Dealers are starving for more hot-selling Chevrolet Colorado and GMC Canyon pickups. And workers at General Motors' St. Louis-area truck plant are starving themselves to eke out a few more of them.
The Wentzville, Mo., factory recently cut an unpaid lunch break, part of a broader schedule reshuffling that eliminated the six-minute production lulls between shifts. The result: An extra 18 minutes of production in a three-shift day, which should translate into more than 3,500 more trucks a year.
It's a small example of how automakers are finding ways to wring more production from their factories as sales march higher, rather than sinking capital into new plants.

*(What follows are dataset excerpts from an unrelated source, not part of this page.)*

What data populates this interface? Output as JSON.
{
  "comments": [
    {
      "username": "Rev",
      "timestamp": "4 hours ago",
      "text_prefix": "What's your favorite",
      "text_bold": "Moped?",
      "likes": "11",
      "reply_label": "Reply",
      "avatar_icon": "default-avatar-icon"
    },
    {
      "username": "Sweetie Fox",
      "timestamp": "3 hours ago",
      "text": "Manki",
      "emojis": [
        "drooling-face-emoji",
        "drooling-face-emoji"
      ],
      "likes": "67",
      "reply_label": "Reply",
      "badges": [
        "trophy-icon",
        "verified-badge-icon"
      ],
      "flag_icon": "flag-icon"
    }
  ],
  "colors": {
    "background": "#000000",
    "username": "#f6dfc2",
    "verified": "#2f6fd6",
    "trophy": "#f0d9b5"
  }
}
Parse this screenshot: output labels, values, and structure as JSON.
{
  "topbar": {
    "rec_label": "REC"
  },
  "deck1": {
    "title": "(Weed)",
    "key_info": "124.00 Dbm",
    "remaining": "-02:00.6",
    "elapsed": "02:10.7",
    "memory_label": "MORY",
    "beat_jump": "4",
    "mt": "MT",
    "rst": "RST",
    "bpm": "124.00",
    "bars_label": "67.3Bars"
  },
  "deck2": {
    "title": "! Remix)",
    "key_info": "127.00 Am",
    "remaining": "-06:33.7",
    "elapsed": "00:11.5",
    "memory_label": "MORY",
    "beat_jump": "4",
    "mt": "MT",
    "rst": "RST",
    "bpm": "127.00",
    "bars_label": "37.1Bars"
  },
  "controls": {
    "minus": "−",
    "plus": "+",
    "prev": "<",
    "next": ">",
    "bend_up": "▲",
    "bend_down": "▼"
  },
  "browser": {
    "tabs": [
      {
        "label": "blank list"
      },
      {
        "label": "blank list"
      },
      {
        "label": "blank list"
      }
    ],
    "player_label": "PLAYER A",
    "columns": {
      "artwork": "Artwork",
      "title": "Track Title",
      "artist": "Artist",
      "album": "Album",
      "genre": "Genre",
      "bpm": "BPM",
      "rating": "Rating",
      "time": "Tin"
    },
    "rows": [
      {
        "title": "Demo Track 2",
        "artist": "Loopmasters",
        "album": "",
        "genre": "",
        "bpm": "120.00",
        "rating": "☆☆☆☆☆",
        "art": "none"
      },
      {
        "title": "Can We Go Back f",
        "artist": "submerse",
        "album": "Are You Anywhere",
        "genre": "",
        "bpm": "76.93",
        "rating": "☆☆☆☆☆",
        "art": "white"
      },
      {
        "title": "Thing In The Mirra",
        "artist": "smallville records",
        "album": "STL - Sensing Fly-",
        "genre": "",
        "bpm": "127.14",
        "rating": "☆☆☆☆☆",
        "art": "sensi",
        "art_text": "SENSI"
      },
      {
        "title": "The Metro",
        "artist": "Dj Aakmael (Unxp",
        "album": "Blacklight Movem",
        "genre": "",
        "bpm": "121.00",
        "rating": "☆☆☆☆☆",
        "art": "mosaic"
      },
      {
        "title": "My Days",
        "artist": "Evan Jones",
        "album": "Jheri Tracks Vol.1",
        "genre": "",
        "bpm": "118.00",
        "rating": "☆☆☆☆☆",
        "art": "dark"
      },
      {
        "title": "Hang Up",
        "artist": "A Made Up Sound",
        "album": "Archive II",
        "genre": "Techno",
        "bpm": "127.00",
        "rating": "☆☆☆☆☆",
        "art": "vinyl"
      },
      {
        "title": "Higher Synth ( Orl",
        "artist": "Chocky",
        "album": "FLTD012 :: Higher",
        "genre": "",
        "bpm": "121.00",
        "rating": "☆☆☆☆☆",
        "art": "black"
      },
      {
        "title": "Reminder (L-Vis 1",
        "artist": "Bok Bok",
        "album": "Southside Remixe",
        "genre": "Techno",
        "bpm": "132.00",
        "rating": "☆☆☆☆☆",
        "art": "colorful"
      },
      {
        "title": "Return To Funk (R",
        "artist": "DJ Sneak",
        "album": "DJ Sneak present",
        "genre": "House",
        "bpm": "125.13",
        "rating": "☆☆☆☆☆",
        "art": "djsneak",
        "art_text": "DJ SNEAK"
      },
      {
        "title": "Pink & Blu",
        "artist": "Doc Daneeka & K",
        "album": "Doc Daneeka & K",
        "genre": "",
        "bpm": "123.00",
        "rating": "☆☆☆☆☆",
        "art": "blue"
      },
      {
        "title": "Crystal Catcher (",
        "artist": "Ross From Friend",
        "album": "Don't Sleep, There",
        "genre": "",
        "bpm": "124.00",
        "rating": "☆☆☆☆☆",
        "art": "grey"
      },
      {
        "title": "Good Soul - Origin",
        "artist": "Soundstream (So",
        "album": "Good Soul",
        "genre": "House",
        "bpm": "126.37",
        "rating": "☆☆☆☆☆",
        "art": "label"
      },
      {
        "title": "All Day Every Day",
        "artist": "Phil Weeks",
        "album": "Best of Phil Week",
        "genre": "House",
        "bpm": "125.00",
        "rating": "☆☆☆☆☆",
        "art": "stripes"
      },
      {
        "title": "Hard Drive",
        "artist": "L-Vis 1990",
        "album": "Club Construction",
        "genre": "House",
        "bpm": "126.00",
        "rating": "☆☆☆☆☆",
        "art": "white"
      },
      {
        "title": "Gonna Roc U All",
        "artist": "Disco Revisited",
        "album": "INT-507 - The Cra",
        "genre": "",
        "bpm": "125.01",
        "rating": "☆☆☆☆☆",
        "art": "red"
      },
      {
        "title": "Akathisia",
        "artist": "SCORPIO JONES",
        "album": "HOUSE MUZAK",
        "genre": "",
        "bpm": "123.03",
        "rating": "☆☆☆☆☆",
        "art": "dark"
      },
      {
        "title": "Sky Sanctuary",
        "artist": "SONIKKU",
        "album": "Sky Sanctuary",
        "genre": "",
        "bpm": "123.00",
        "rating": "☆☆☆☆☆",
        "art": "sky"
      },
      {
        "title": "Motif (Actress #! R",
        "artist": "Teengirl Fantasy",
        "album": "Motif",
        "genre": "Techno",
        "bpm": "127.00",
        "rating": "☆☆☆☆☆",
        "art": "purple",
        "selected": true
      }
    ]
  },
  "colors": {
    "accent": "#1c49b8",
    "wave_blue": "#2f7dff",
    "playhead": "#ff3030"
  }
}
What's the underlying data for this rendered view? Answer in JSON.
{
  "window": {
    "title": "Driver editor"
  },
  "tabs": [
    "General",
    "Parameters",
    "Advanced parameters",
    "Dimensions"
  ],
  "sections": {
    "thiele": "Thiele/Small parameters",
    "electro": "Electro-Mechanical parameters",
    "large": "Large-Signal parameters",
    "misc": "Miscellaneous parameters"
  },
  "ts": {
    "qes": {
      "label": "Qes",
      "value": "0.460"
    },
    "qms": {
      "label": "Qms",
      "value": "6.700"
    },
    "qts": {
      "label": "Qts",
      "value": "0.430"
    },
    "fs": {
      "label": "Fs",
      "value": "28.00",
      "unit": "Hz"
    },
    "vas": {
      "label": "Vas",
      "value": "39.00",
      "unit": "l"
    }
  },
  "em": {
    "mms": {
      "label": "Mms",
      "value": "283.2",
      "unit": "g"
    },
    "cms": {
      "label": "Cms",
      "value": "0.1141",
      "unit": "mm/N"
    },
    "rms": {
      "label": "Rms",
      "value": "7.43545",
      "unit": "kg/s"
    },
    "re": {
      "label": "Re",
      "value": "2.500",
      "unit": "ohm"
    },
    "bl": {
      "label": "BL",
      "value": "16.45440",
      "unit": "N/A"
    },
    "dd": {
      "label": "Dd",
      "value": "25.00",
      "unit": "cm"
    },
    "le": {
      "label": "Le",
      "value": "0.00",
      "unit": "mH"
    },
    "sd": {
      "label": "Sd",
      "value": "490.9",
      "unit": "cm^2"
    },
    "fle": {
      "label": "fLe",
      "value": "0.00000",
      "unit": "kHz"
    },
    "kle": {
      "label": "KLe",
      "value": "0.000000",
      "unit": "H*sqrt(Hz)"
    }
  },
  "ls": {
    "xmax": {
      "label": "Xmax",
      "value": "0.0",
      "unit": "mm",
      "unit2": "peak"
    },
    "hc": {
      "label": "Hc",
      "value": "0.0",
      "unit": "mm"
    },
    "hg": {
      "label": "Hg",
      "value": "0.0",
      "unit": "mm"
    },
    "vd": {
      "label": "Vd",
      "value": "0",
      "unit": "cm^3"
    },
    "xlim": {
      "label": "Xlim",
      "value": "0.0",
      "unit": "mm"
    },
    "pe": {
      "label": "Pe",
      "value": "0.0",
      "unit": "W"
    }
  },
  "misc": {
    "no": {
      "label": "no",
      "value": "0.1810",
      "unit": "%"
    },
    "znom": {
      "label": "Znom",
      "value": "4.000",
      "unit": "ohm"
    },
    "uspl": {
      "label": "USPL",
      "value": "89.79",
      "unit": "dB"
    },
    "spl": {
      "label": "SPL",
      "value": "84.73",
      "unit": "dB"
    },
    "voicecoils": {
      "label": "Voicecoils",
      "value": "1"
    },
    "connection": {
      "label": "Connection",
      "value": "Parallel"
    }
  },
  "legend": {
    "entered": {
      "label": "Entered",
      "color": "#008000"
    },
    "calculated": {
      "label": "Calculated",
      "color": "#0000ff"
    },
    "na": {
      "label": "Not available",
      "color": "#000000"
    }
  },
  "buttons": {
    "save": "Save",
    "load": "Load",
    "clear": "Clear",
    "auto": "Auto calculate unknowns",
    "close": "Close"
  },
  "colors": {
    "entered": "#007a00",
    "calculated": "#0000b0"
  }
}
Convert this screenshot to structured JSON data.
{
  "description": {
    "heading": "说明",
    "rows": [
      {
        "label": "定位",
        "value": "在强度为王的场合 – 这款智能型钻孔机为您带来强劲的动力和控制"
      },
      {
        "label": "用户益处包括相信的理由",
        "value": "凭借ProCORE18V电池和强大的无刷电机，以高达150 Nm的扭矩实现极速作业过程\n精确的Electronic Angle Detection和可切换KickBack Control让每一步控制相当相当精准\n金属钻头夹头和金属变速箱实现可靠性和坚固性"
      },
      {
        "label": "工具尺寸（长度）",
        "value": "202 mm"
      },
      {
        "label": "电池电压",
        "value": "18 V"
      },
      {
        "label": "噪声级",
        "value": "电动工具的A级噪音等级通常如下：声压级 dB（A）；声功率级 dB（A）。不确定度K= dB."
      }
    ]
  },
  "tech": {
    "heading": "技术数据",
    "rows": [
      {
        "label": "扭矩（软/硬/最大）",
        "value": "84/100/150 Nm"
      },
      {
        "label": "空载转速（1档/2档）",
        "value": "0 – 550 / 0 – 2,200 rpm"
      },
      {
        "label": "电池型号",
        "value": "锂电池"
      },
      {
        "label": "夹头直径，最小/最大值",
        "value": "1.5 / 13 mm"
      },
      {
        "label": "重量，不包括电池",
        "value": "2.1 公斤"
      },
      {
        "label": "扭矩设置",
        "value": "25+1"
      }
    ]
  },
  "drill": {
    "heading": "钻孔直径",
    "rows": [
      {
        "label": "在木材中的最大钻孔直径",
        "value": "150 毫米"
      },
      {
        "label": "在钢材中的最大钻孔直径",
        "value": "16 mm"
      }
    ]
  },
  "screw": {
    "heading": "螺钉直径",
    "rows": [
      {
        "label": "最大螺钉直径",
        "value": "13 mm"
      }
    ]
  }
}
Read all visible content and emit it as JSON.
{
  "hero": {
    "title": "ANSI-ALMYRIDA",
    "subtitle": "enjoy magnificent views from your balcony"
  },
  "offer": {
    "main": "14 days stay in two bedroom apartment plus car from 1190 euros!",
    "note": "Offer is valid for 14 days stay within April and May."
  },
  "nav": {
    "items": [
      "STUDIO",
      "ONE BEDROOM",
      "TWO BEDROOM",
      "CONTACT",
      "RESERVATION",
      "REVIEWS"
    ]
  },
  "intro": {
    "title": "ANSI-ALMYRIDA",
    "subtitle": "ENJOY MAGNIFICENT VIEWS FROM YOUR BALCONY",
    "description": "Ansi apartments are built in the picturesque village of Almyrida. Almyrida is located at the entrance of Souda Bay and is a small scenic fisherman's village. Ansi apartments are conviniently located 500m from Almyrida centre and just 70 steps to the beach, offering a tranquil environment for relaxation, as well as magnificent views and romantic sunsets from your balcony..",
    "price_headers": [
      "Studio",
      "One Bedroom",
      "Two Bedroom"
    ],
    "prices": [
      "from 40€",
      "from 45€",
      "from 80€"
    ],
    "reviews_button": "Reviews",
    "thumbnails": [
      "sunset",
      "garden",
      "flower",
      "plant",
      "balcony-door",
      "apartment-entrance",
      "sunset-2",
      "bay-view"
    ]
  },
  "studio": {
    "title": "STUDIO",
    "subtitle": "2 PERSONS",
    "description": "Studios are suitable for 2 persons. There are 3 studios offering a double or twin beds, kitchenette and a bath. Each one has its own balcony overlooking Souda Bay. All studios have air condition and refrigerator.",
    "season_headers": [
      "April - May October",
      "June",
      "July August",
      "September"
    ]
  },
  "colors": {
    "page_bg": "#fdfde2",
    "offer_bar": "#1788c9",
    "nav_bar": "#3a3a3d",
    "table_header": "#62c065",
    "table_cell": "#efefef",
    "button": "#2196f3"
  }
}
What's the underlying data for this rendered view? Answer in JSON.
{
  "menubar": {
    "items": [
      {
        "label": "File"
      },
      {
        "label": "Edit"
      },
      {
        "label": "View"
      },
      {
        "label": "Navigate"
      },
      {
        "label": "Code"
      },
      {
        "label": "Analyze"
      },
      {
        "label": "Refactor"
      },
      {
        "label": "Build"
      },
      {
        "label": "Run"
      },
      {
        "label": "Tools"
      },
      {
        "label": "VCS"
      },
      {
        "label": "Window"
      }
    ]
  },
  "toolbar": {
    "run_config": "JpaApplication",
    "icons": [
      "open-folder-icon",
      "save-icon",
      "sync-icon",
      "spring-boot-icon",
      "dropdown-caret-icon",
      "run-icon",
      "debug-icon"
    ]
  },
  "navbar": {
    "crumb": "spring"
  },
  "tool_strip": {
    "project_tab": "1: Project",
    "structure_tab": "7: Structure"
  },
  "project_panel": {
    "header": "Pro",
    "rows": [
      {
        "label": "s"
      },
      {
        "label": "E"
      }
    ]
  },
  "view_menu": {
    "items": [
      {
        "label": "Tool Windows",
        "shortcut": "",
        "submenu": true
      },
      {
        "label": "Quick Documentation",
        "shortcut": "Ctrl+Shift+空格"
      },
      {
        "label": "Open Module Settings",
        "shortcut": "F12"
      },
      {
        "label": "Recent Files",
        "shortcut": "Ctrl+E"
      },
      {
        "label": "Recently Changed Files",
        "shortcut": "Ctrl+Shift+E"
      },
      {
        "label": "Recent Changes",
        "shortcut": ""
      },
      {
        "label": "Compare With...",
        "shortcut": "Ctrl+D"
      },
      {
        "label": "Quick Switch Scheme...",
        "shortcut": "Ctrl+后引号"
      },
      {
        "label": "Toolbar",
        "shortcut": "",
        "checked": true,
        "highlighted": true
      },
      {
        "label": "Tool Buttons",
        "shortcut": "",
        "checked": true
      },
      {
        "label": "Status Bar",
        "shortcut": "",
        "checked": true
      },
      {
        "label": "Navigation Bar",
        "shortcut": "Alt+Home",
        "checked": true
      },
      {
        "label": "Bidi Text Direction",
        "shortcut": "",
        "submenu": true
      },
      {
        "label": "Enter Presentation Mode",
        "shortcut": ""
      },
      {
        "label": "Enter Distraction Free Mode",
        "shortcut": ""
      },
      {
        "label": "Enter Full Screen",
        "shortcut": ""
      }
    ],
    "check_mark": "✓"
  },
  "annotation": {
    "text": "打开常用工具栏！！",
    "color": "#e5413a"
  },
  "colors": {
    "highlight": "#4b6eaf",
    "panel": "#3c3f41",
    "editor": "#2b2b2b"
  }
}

GM is scrambling to fill surprisingly strong demand for the midsize pickups and the Chevy Express and GMC Savana commercial vans, also made in Wentzville. The company is hiring as many as 1,000 "flex" workers, mostly to fill Saturday and Sunday shifts, a move that should boost capacity by more than 2,000 trucks a month, according to a plant worker and another person familiar with the moves. That comes even after the plant added a third shift in March, increasing full-time employment to 3,500 hourly workers.
The moves also highlight the increased difficulty of setting production schedules in an era of tight factory capacity.
Gauging demand was especially tricky for the Colorado and Canyon, which went into production late last summer as a major gamble by GM after consumers had largely abandoned smaller pickups in recent years in favor of larger trucks and other vehicles.